WHEN he was defeated in 1988 by a slim margin for a fourth term as United States senator from Connecticut, liberal Republican Lowell Weicker said he was through with politics. A year and a half later, he is the front-runner in the race for governor, running as an independent.
Mr. Weicker's entry into the race March 2 was the first significant twist in what promises to be an unusual campaign. The second took place last week when Gov. William O'Neill, a Democrat finishing his second term, decided not to run.
``I firmly believe I could win reelection,'' Governor O'Neill told a press conference last week. ``But the modern process of campaigning is a rigorous one. It exacts a toll on the body and the spirit which, at this point in my career, I do not choose to pay.''
O'Neill's decision came as polls showed him running a distant third behind Weicker and the GOP front-runner, US Rep. John Rowland. O'Neill's popularity plummeted last year after enactment of a $1 billion tax increase to balance the state budget. The state sales tax went up to 8 percent, the highest in the country.
Despite the increase, the state is facing a $200 million deficit this fiscal year as well. The issues of taxation and deficits will likely figure heavily in the campaign.
The governor's withdrawal has left the Democrats scrambling for a candidate. US Rep. Bruce Morrison, a four-term liberal, has claimed front-runner status. ``He is the only one with the money, staff, and organization,'' says Morton Tenzer, a political science professor at the University of Connecticut.
But Representative Morrison - who is a bit of a maverick - is unpopular with many Democrats, especially party insiders, Dr. Tenzer says. ``Morrison may end up getting the nomination, but no organizational support.''
Weicker's entry into the race will also hurt Morrison's candidacy, Tenzer says, since ``his [liberal] voter base is precisely that which is eroded by Weicker.''
Also running for the Democratic nomination is state Rep. William Cibes (pronounced SEE-biss) of New London, who declared hours after O'Neill's withdrawal. Others who may run include state Senate President Pro Tem John Larson of East Hartford; former West Hartford Mayor Christopher Droney, brother of state party chairman John Droney; state Sen. Richard Blumenthal of Stamford, who is currently running for attorney general; and former state Rep. Timothy Moynihan of East Hartford, a former state party chairman.

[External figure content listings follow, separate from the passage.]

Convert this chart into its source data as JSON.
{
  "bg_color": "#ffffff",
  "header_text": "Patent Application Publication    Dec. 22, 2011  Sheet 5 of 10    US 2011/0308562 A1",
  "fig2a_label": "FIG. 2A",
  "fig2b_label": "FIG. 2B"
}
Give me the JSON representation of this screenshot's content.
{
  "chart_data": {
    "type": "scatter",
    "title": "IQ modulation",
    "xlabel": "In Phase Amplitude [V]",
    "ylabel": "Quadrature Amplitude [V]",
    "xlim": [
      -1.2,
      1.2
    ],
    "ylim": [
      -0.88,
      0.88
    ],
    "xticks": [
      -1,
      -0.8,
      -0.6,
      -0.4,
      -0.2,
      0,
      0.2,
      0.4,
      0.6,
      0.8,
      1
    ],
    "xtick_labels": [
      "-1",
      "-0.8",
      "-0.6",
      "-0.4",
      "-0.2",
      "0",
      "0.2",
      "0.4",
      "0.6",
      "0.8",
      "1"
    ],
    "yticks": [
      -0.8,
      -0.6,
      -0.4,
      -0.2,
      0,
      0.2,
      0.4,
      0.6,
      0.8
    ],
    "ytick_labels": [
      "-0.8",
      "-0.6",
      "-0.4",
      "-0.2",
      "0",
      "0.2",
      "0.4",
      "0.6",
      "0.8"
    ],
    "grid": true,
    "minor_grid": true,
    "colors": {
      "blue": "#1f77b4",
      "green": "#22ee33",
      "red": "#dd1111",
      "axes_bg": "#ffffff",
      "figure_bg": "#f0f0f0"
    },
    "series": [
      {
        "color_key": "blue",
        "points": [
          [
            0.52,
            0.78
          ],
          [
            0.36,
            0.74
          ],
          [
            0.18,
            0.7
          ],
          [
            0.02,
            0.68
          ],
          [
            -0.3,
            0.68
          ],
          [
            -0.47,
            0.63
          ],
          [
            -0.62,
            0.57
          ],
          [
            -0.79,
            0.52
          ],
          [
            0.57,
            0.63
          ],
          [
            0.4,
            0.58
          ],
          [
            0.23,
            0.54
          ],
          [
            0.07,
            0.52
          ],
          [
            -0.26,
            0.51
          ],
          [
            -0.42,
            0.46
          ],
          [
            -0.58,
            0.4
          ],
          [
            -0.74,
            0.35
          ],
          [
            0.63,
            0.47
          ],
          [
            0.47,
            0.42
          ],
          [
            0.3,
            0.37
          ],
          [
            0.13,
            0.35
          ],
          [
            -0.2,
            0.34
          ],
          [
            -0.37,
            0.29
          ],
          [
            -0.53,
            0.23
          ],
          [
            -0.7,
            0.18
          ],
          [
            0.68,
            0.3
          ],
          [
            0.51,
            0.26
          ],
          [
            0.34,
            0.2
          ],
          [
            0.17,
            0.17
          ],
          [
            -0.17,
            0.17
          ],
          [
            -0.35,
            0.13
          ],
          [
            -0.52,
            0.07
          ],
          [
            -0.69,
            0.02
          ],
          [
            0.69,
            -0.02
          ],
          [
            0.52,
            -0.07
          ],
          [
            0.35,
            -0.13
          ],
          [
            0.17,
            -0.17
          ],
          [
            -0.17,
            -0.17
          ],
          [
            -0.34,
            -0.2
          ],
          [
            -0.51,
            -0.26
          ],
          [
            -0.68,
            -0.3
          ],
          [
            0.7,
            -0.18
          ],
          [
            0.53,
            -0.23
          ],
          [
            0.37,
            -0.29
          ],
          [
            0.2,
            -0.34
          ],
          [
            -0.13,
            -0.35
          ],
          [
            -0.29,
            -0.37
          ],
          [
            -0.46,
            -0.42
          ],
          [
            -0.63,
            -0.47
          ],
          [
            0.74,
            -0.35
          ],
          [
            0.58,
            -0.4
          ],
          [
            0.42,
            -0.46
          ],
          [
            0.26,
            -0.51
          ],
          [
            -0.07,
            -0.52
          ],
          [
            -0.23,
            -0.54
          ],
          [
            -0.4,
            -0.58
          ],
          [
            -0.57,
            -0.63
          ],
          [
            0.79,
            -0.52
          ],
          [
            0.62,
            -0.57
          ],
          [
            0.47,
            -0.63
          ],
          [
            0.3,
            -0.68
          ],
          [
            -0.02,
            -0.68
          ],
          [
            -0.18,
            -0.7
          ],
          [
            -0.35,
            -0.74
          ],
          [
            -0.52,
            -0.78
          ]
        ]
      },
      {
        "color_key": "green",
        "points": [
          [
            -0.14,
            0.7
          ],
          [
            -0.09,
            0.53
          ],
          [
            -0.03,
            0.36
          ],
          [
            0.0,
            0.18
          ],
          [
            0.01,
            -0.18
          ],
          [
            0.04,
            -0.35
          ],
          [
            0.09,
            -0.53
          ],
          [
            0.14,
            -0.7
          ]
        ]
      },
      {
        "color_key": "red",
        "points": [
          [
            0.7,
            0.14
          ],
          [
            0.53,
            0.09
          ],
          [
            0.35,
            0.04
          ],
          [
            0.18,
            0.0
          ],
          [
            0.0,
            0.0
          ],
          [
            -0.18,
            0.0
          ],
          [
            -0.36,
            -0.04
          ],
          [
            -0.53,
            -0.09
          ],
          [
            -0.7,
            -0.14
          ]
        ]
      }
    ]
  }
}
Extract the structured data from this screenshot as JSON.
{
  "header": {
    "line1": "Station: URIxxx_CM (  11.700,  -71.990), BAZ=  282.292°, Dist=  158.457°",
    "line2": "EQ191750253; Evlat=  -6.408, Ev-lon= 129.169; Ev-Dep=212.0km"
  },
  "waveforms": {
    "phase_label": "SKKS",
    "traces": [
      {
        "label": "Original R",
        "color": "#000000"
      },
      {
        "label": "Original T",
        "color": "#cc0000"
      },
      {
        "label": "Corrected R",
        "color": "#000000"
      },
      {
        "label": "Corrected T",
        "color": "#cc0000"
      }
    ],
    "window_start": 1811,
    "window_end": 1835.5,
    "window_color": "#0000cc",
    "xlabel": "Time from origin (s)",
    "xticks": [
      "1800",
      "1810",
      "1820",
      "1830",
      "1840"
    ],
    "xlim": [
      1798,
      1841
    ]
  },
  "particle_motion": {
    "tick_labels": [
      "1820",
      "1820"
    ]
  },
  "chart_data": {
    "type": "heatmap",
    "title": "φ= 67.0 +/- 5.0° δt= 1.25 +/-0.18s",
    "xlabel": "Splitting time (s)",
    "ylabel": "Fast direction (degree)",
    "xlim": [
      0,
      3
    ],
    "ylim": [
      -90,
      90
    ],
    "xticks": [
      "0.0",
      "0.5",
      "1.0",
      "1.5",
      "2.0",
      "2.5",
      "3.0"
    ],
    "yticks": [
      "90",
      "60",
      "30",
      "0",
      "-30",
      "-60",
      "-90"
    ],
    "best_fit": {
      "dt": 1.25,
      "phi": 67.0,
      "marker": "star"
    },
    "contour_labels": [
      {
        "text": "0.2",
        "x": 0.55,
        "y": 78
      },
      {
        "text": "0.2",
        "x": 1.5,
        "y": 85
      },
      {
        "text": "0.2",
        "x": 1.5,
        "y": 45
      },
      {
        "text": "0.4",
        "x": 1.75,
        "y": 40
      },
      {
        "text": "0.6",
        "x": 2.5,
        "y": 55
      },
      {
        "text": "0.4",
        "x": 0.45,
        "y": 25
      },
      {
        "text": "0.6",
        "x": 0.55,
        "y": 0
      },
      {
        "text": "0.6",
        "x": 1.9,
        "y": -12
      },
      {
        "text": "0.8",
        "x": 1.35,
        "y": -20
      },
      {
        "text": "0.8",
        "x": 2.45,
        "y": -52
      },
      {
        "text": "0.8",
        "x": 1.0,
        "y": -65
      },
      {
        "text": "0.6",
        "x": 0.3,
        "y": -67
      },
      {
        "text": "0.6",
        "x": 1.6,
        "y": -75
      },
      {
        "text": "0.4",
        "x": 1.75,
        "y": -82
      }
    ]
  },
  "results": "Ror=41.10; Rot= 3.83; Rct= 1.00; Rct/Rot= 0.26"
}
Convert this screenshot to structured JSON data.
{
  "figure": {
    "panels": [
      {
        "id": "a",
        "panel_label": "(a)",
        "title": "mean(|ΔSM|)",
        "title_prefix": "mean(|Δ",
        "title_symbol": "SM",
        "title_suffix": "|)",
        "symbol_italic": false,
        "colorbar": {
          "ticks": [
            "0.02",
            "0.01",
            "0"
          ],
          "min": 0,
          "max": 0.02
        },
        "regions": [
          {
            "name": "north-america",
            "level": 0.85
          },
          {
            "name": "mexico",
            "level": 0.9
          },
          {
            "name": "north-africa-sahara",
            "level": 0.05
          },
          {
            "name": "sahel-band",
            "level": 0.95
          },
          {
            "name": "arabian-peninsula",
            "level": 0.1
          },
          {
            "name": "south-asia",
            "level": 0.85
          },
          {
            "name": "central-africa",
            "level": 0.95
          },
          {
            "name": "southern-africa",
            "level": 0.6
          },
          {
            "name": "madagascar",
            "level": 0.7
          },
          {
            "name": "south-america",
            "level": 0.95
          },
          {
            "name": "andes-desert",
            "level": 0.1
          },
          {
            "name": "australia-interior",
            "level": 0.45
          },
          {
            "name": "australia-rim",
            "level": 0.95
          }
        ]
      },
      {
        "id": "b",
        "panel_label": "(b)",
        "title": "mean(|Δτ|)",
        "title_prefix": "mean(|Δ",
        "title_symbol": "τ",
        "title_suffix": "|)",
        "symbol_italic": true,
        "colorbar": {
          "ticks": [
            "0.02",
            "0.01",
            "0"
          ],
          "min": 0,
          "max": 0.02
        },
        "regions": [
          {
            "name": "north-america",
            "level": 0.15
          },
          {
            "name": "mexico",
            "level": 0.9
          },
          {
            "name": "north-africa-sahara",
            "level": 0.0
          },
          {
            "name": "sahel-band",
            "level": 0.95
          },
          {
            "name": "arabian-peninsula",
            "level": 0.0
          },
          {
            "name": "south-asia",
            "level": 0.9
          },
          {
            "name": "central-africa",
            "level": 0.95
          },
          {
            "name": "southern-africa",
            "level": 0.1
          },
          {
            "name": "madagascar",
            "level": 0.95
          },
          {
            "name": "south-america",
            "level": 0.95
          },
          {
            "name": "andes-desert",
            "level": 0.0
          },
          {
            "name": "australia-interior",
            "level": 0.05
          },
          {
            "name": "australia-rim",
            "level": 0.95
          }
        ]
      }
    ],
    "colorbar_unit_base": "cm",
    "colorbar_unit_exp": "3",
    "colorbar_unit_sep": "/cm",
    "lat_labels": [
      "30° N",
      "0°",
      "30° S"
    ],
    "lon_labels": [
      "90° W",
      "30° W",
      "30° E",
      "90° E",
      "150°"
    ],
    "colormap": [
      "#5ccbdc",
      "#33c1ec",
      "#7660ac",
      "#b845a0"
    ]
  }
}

Both Mr. Cibes and Mr. Larson have been supporters of Governor O'Neill and could garner support from the party's old guard, but belong to a younger generation of politician, Tenzer says.
Cibes's campaign is notable for his proposal that Connecticut adopt an income tax on earnings above $20,000 and reduce the sales tax to 5 percent. The state currently has no income tax.
Republican Rowland, a conservative, was first elected to Congress in 1984 at age 27 and remains the youngest member of Congress. Other Republicans seeking the nomination are state Senate minority leader Reginald Smith of New Hartford; Joel Schiavone, a millionaire New Haven businessman; and Joseph McGee, a Fairfield banker.
Mr. Schiavone has spent $1 million in his campaign so far, but it appears unlikely he will get the 20 percent of delegate votes at the Republican state convention to qualify for the primary. Rowland press secretary Jack Goldberg says the congressman expects no primary opposition.
Rowland's campaign publicly plays down the Weicker candidacy, to the point of disputing that he is leading in the race.
``John Rowland is the front-runner,'' Mr. Goldberg says. ``He is a major party candidate, and Lowell Weicker can't be expected to maintain momentum for a serious period of time.'' Rowland's main opponent will be the Democratic nominee, Mr. Goldberg asserts.
But polls conducted for the Hartford Courant immediately after Weicker's announcement and before O'Neill's withdrawal showed Weicker leading Rowland, with either O'Neill or Morrison in third.
Weicker ``is a formidable candidate in a three-way race,'' says Everett Ladd, executive director of the Roper Center for Public Opinion Research and a political science professor at the University of Connecticut. ``It's hard to picture him not getting 37 percent to 40 percent of the vote. Forty percent to 30 percent to 30 percent looks like the natural structure for the race.''
Tenzer points out that the polls were conducted before either party had a candidate, and that a lot of people are undecided. ``Whether or not [Weicker's lead] will hold is just speculation,'' he says.